大リーグは7月13日のオールスター戦を境に後半戦に突入する。各球団は10月から始まるプレーオフを見据えて戦力補強を行うのだが、最も大きな動きを見せるのがオールスター戦前後のこの時期なのだ。
「トレードは自分の仕事の中で最もエキサイティングなことの1つだね」。以前そんな話をしてくれたのがアスレチックスのビーンGMだ。毎年のようにアッと驚くトレードを成立させ、ピンポイントで戦力補強。スモールマーケットながら昨季まで4年連続でプレーオフに進出している強豪チームの選手運営をする統括している。
その〔トレードの魔術師〕が動いたのは6月22日のこと。オフにFA契約したローズ投手が抑えの器でないと見切るや、アストロズの抑えだったドーテル投手を獲得し、代わりに若い有望選手2人をロイヤルズへ放出。ロイヤルズは主力のベルトラン外野手をアストロズへ出す三角トレードを成立させたのだ。
ここで興味深いのは各球団の狙いだ。ア・リーグ西地区で優勝争いをしているアスレチックスにとって安定感のあるクローザーは不可欠な存在。ナ・リーグ中地区でカブスやカージナルスと首位攻防を繰り広げているアストロズにも外野守備強化のため走攻守がそろったベルトランはどうしても欲しい選手だった。その直前に高給取りのヒダルゴ外野手をメッツへ放出するという布石も打っている。
では、ロイヤルズはどうか?トレードが発表された時点で成績は27勝40敗。ア・リーグ中地区首位のツインズとは10ゲーム差。チームの中心選手で高額のベルトランとの引き換えに若い選手を獲ったのは、今季のプレーオフ進出を諦めて来季以降を見ているということ。いわゆる〔白旗トレード〕だ。さらにその裏にはベルトランが今季終了後にFAとなり、いずれにしてもチームを去るという計算もあるのだ。

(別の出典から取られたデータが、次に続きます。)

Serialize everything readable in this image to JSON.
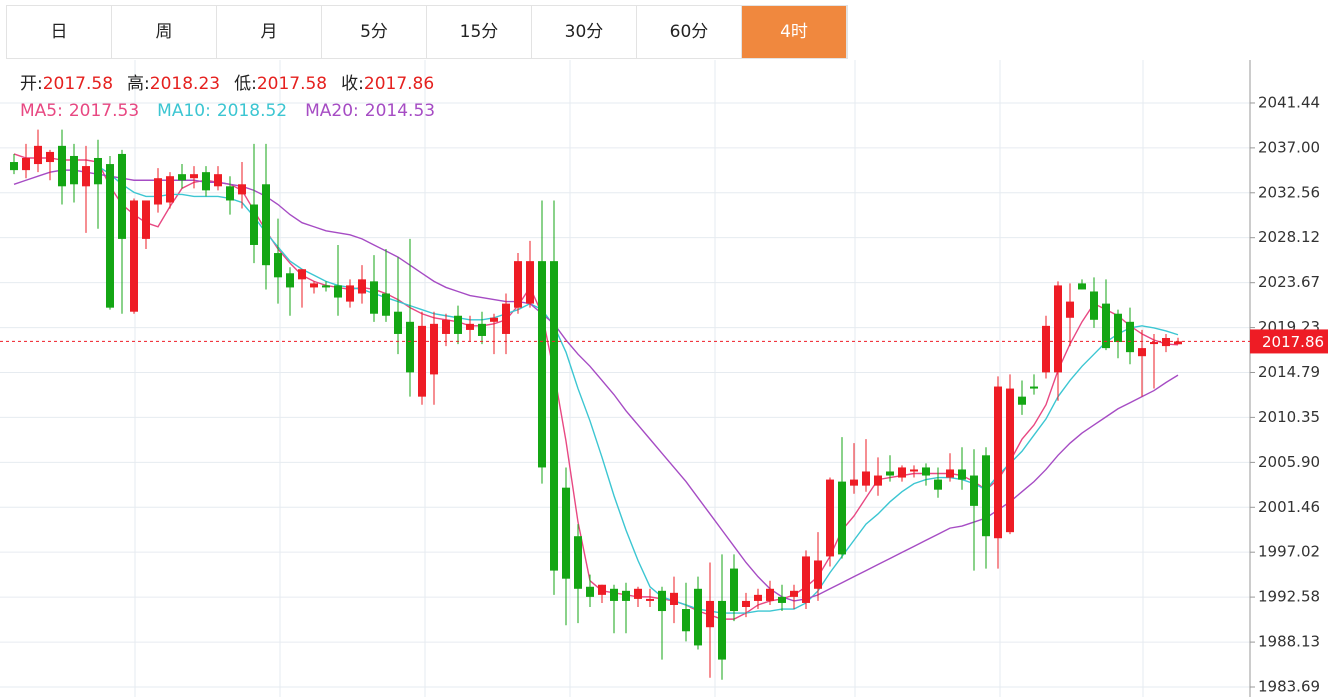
{
  "tabs": {
    "items": [
      "日",
      "周",
      "月",
      "5分",
      "15分",
      "30分",
      "60分",
      "4时"
    ],
    "active": 7
  },
  "chart_data": {
    "type": "candlestick",
    "ohlc_labels": [
      "开:",
      "高:",
      "低:",
      "收:"
    ],
    "up_color": "#ee1c25",
    "down_color": "#14a614",
    "ylim": [
      1982.7,
      2045.69
    ],
    "yticks": [
      2041.44,
      {
        "value": 2037.0,
        "label": "2037.00"
      },
      2032.56,
      2028.12,
      2023.67,
      2019.23,
      2014.79,
      2010.35,
      {
        "value": 2005.9,
        "label": "2005.90"
      },
      2001.46,
      1997.02,
      1992.58,
      1988.13,
      1983.69
    ],
    "grid": true,
    "candles": {
      "open": [
        2035.6,
        2034.8,
        2035.4,
        2035.6,
        2037.2,
        2036.2,
        2033.2,
        2036,
        2035.4,
        2036.4,
        2020.8,
        2028,
        2031.4,
        2031.6,
        2034.4,
        2034,
        2034.6,
        2033.2,
        2033.2,
        2032.4,
        2031.4,
        2033.4,
        2026.6,
        2024.6,
        2024,
        2023.2,
        2023.4,
        2023.4,
        2021.8,
        2022.6,
        2023.8,
        2022.6,
        2020.8,
        2019.8,
        2012.4,
        2014.6,
        2018.6,
        2020.4,
        2019,
        2019.6,
        2019.8,
        2018.6,
        2021.2,
        2021.6,
        2025.8,
        2025.8,
        2003.4,
        1998.6,
        1993.6,
        1992.8,
        1993.4,
        1993.2,
        1992.4,
        1992.2,
        1993.2,
        1991.8,
        1991.4,
        1993.4,
        1989.6,
        1992.2,
        1995.4,
        1991.6,
        1992.2,
        1992.2,
        1992.6,
        1992.6,
        1992,
        1993.4,
        1996.6,
        2004,
        2003.6,
        2003.6,
        2003.6,
        2005,
        2004.4,
        2005,
        2005.4,
        2004.2,
        2004.4,
        2005.2,
        2004.6,
        2006.6,
        1998.4,
        1999,
        2012.4,
        2013.4,
        2014.8,
        2014.8,
        2020.2,
        2023.6,
        2022.8,
        2021.6,
        2020.6,
        2019.8,
        2016.4,
        2017.6,
        2017.4,
        2017.58
      ],
      "high": [
        2036.4,
        2037.4,
        2038.8,
        2036.8,
        2038.8,
        2037.4,
        2037.2,
        2037.8,
        2036.2,
        2036.8,
        2032.0,
        2031.8,
        2035,
        2034.6,
        2035.4,
        2035.2,
        2035.2,
        2035.2,
        2034.2,
        2035.6,
        2037.4,
        2037.4,
        2030,
        2025.2,
        2025,
        2023.8,
        2023.8,
        2027.4,
        2024,
        2025.4,
        2026.4,
        2027,
        2026.2,
        2028,
        2020.8,
        2020.8,
        2020.6,
        2021.4,
        2020.4,
        2020.8,
        2020.6,
        2022.6,
        2026.6,
        2027.8,
        2031.8,
        2031.8,
        2005.4,
        1999.8,
        1994.8,
        1993.8,
        1993.8,
        1994,
        1993.6,
        1993.4,
        1993.6,
        1994.6,
        1994,
        1994.6,
        1996,
        1996.8,
        1996.8,
        1993,
        1993.4,
        1994.2,
        1993.8,
        1993.8,
        1997.2,
        1999,
        2004.4,
        2008.4,
        2007.8,
        2008.2,
        2006.4,
        2006.6,
        2005.6,
        2005.6,
        2005.8,
        2005.4,
        2006.8,
        2007.4,
        2007.2,
        2007.4,
        2014.4,
        2014.6,
        2014,
        2014.6,
        2020.4,
        2023.8,
        2023.6,
        2024,
        2024.2,
        2024,
        2021,
        2021.2,
        2019,
        2018.6,
        2018.6,
        2018.23
      ],
      "low": [
        2034.4,
        2034,
        2034.6,
        2033.8,
        2031.4,
        2031.6,
        2028.6,
        2029,
        2021,
        2020.6,
        2020.6,
        2027,
        2030.6,
        2031,
        2033,
        2033,
        2032.2,
        2032.8,
        2030.4,
        2031,
        2025.6,
        2023,
        2021.6,
        2020.4,
        2021.2,
        2022.6,
        2022.8,
        2020.4,
        2021.2,
        2021.6,
        2019.8,
        2019.8,
        2016.6,
        2012.4,
        2011.6,
        2011.6,
        2017.4,
        2017.6,
        2017.8,
        2017.6,
        2016.6,
        2016.6,
        2020.6,
        2021.2,
        2003.8,
        1992.8,
        1989.8,
        1990,
        1991.6,
        1992,
        1989,
        1989,
        1991.6,
        1991.6,
        1986.4,
        1990,
        1988.2,
        1987.4,
        1984.6,
        1984.4,
        1990.2,
        1990.6,
        1991.4,
        1991.8,
        1991.2,
        1991.4,
        1991.4,
        1992.2,
        1995.6,
        1996.4,
        2002.8,
        2003,
        2002.6,
        2004,
        2004,
        2004.4,
        2003.6,
        2002.4,
        2004,
        2003.2,
        1995.2,
        1995.4,
        1995.4,
        1998.8,
        2010.6,
        2012.6,
        2014.2,
        2012,
        2017.4,
        2023,
        2019.2,
        2017,
        2016.2,
        2015.6,
        2012.4,
        2013.2,
        2016.8,
        2017.58
      ],
      "close": [
        2034.8,
        2036,
        2037.2,
        2036.6,
        2033.2,
        2033.4,
        2035.2,
        2033.4,
        2021.2,
        2028,
        2031.8,
        2031.8,
        2034,
        2034.2,
        2033.8,
        2034.4,
        2032.8,
        2034.4,
        2031.8,
        2033.4,
        2027.4,
        2025.4,
        2024.2,
        2023.2,
        2025,
        2023.6,
        2023.2,
        2022.2,
        2023.4,
        2024,
        2020.6,
        2020.4,
        2018.6,
        2014.8,
        2019.4,
        2019.6,
        2020,
        2018.6,
        2019.6,
        2018.4,
        2020.2,
        2021.6,
        2025.8,
        2025.8,
        2005.4,
        1995.2,
        1994.4,
        1993.4,
        1992.6,
        1993.8,
        1992.2,
        1992.2,
        1993.4,
        1992.4,
        1991.2,
        1993,
        1989.2,
        1987.8,
        1992.2,
        1986.4,
        1991.2,
        1992.2,
        1992.8,
        1993.4,
        1992,
        1993.2,
        1996.6,
        1996.2,
        2004.2,
        1996.8,
        2004.2,
        2005,
        2004.6,
        2004.6,
        2005.4,
        2005.2,
        2004.6,
        2003.2,
        2005.2,
        2004.2,
        2001.6,
        1998.6,
        2013.4,
        2013.2,
        2011.6,
        2013.2,
        2019.4,
        2023.4,
        2021.8,
        2023,
        2020,
        2017.2,
        2017.8,
        2016.8,
        2017.2,
        2017.8,
        2018.2,
        2017.86
      ]
    },
    "lines": [
      {
        "name": "MA5:",
        "color": "#e84882",
        "values": [
          2036.4,
          2036,
          2036,
          2036,
          2035.8,
          2035.8,
          2035.8,
          2035.6,
          2033.2,
          2031.4,
          2030.4,
          2029.6,
          2029.2,
          2031.2,
          2033,
          2033.6,
          2033.8,
          2033.6,
          2033.4,
          2032.8,
          2030.8,
          2028.8,
          2027,
          2025.6,
          2024.4,
          2023.8,
          2023.4,
          2023.2,
          2023,
          2023.2,
          2023,
          2022.6,
          2022,
          2021.2,
          2020.6,
          2020.2,
          2020,
          2019.8,
          2019.4,
          2019.4,
          2019.6,
          2020,
          2021.4,
          2023.2,
          2020.6,
          2014.8,
          2008,
          2000,
          1994.2,
          1993.2,
          1993,
          1992.8,
          1992.6,
          1992.6,
          1992.4,
          1992.2,
          1991.8,
          1991.2,
          1990.8,
          1990.4,
          1990.4,
          1991,
          1991.8,
          1992.2,
          1992.4,
          1992.8,
          1993.6,
          1994.6,
          1996.6,
          1999.2,
          2000.6,
          2002.4,
          2004.2,
          2004.4,
          2004.6,
          2004.8,
          2004.8,
          2004.8,
          2004.8,
          2004.6,
          2004,
          2003.2,
          2004.2,
          2006,
          2008.2,
          2009.6,
          2011.6,
          2015,
          2017.6,
          2019.8,
          2021.6,
          2021,
          2020.4,
          2019.4,
          2018.6,
          2018,
          2017.6,
          2017.53
        ]
      },
      {
        "name": "MA10:",
        "color": "#3cc6d2",
        "values": [
          null,
          null,
          null,
          null,
          null,
          null,
          null,
          2035.2,
          2034.4,
          2033.4,
          2032.6,
          2032.2,
          2032.2,
          2032.4,
          2032.4,
          2032.2,
          2032.2,
          2032.2,
          2032,
          2031.6,
          2030.2,
          2028.6,
          2027.2,
          2025.8,
          2025,
          2024.4,
          2023.8,
          2023.4,
          2023.2,
          2023,
          2022.6,
          2022.2,
          2021.8,
          2021.4,
          2021,
          2020.6,
          2020.4,
          2020.2,
          2020,
          2020,
          2020.2,
          2020.6,
          2021,
          2021.6,
          2021,
          2019.4,
          2016.8,
          2013.2,
          2010,
          2006.4,
          2002.6,
          1999.2,
          1996.2,
          1993.6,
          1992.6,
          1992.2,
          1991.8,
          1991.4,
          1991.2,
          1991,
          1991,
          1991,
          1991.2,
          1991.2,
          1991.4,
          1991.4,
          1992,
          1993.2,
          1995,
          1996.6,
          1998.2,
          1999.8,
          2000.8,
          2002,
          2003,
          2003.8,
          2004.2,
          2004.4,
          2004.4,
          2004.2,
          2003.8,
          2003.2,
          2004.6,
          2005.8,
          2007,
          2008.6,
          2010.2,
          2012.4,
          2014,
          2015.4,
          2016.6,
          2017.8,
          2018.6,
          2019.2,
          2019.4,
          2019.2,
          2018.9,
          2018.52
        ]
      },
      {
        "name": "MA20:",
        "color": "#a64cc4",
        "values": [
          2033.4,
          2033.8,
          2034.2,
          2034.6,
          2034.8,
          2034.8,
          2034.6,
          2034.4,
          2034.2,
          2034,
          2033.8,
          2033.8,
          2033.8,
          2033.8,
          2033.8,
          2033.8,
          2033.6,
          2033.6,
          2033.4,
          2033.2,
          2032.8,
          2032.2,
          2031.4,
          2030.4,
          2029.6,
          2029.2,
          2028.8,
          2028.6,
          2028.4,
          2028,
          2027.4,
          2026.8,
          2026.2,
          2025.4,
          2024.6,
          2023.8,
          2023.2,
          2022.8,
          2022.4,
          2022.2,
          2022,
          2021.8,
          2021.8,
          2021.6,
          2020.6,
          2019.6,
          2018,
          2016.6,
          2015.4,
          2014,
          2012.6,
          2011,
          2009.6,
          2008.2,
          2006.8,
          2005.4,
          2004,
          2002.4,
          2000.8,
          1999.2,
          1997.6,
          1996,
          1994.6,
          1993.4,
          1992.6,
          1992.2,
          1992.4,
          1992.8,
          1993.4,
          1994,
          1994.6,
          1995.2,
          1995.8,
          1996.4,
          1997,
          1997.6,
          1998.2,
          1998.8,
          1999.4,
          1999.6,
          2000,
          2000.4,
          2001.2,
          2002,
          2003,
          2004,
          2005.2,
          2006.6,
          2007.8,
          2008.8,
          2009.6,
          2010.4,
          2011.2,
          2011.8,
          2012.4,
          2013,
          2013.8,
          2014.53
        ]
      }
    ]
  }
}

それと似たようなトレードが5日後にも起こった。マリナーズがエース格のガルシア投手とデービス捕手をホワイトソックスへ放出し、若いオリーボ捕手と内外野の若い有望選手2人を獲得したのだ。マリナーズはア・リーグ西地区の最下位を独走中。ガルシアは先発ローテに入っている主力選手だが、ベルトラン同様、今オフにFAになることを考えると、シーズン中に出しておく方が〔得策〕というわけだ。
一方のホワイトソックスはア・リーグ中地区の2位ながらツインズと熾烈な首位争いを演じている。バーリーとロアイザの左右両先発に加え、もう1枚しっかりした先発が欲しかったという事情がある。開幕では抑えだったものの精彩を欠いたコッチ投手をマーリンズへ放出し、高津投手を守護神に抜てきしたのは後半戦を見据えての動きでもある。
シーズン途中の選手の大きな移動も大リーグの醍醐味の一つ。トレードが発表された時、各球団の裏事情を探ってみるといい。新たな面白さが発見できるはずだ。